Oleh: Dicky Dwi Permana, S.Pd.
SMAN3 kota kediri
Wayang merupakan salah satu jenis seni tradisional yang masih populer hingga kini. Wayang tumbuh dan berkembang pada masyarakat Jawa sejak zaman prasejarah sampai saat ini, masih dikenal oleh masyarakat Indonesia. Dalam perjalanannya dari zaman ke zaman wayang mengalami perubahan akibat adanya perubahan dalam pemerintahan, politik, sosial budaya dan kepercayaan sesuai dengan perubahan yang terjadi didalam pikiran manusia.
Daya tahan perkembangan wayang yang luar biasa ini membuktikan bahwa wayang mempunyai fungsi dan peranan dalam kehidupan masyarakat. Menurut Haryanto (1991:1), menyatakan bahwa fungsi dan peranan wayang tidaklah tetap, tergantung oleh kebutuhan, tuntutan dan penggarapan masyarakat pendukungnya.
Wayang Mbah Gandrung merupakan wayang krucil yang terbuat dari kayu cendana dan berasal dari desa Pagung, Kecamatan Semen, Kabupaten Kediri, Provinsi Jawa Timur. Masyarakat yang tinggal disekitar desa Pagung Kabupaten Kediri mayoritas memeluk agama Islam, tetapi pada zaman dahulu pernah mendapat pengaruh dari kebudayaan Hindu, yang masih percaya adanya unsur animisme dan dinamisme.
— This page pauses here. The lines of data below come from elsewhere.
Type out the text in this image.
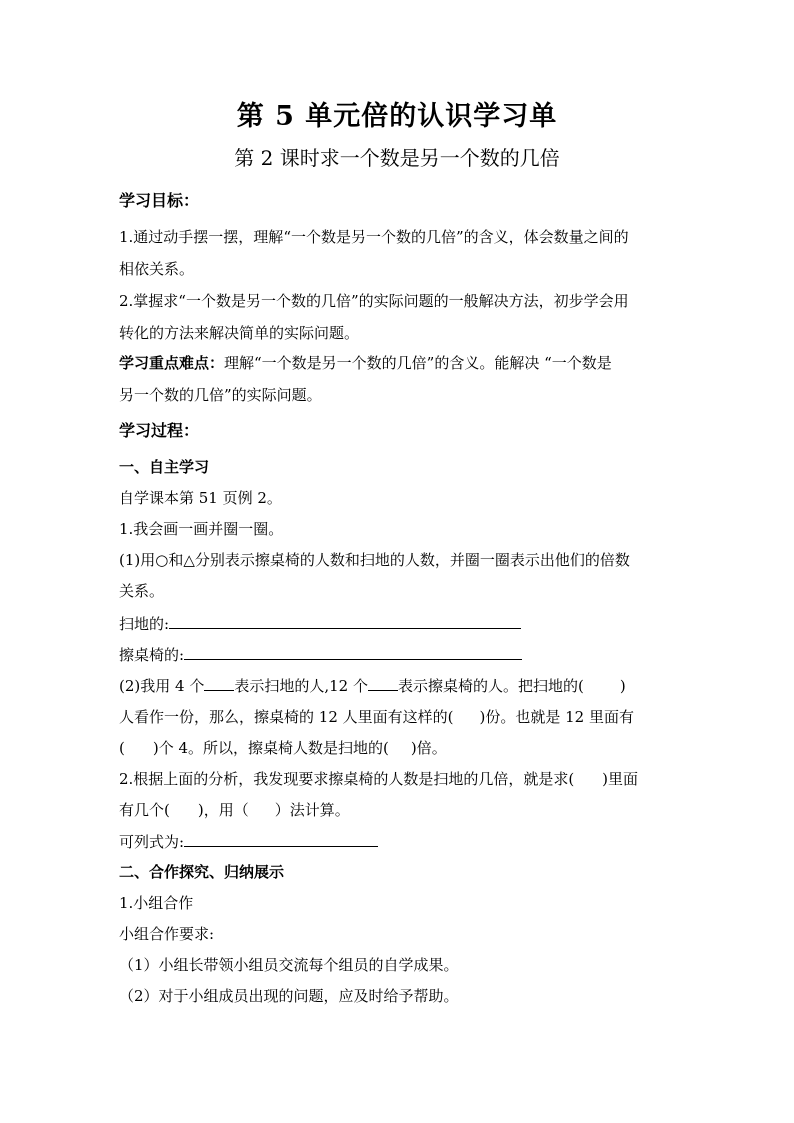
第 5 单元倍的认识学习单
第 2 课时求一个数是另一个数的几倍
学习目标：
1.通过动手摆一摆，理解“一个数是另一个数的几倍”的含义，体会数量之间的
相依关系。
2.掌握求“一个数是另一个数的几倍”的实际问题的一般解决方法，初步学会用
转化的方法来解决简单的实际问题。
学习重点难点：理解“一个数是另一个数的几倍”的含义。能解决 “一个数是
另一个数的几倍”的实际问题。
学习过程：
一、自主学习
自学课本第 51 页例 2。
1.我会画一画并圈一圈。
(1)用○和△分别表示擦桌椅的人数和扫地的人数，并圈一圈表示出他们的倍数
关系。
扫地的:
擦桌椅的:
(2)我用 4 个 表示扫地的人,12 个 表示擦桌椅的人。把扫地的( )
人看作一份，那么，擦桌椅的 12 人里面有这样的( )份。也就是 12 里面有
( )个 4。所以，擦桌椅人数是扫地的( )倍。
2.根据上面的分析，我发现要求擦桌椅的人数是扫地的几倍，就是求( )里面
有几个( )，用（ ）法计算。
可列式为:
二、合作探究、归纳展示
1.小组合作
小组合作要求:
（1）小组长带领小组员交流每个组员的自学成果。
（2）对于小组成员出现的问题，应及时给予帮助。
Untuk itu dalam penggolongan tersebut, antara yang menganut Islam taat (santri) dan Islam abangan dapat ditemui di beberapa wilayah Kediri. Salah satu tradisi kejawen yang masih banyak dilakukan pada masyarakat desa di Jawa khususnya pada daerah Kediri ialah bersih desa. Hal ini dengan adanya agenda ritual tahunan yang terkait dengan tradisi adat atau budaya Jawa, digelar dibulan Sura atau Muharam dalam kalender Hijiriah, desa Pagung Kabupaten Kediri selalu mengadakan bersih desa dengan mementaskan wayang Mbah Gandrung sebagai media pengruwatannya.
Berdasarkan fenomena tersebut wayang Mbah Gandrung menarik untuk diteliti karena di era modern ini di daerah Kediri masih terdapat orang yang mempercayai animisme dan dinamisme. Wayang Mbah Gandrung merupakan wayang tertua di Kediri sejak abad ke 17. Penelitian ini ditulis dengan mengagkat judul “Kajian Budaya Mistisisme Dalam Seni Wayang Mbah Gandrung di Kabupaten Kediri”.
Menurut Brandon (1970 : 35) menyatakan bahwa struktur pertunjukan wayang krucil merupakan unsur yang saling berhubungan. Unsur-unsur tersebut mempengaruhi pandangan dan pendengaran penonton, yaitu mencangkup gawangan, blencong, kothak, cempala, keprak dan wayang, serta gamelan.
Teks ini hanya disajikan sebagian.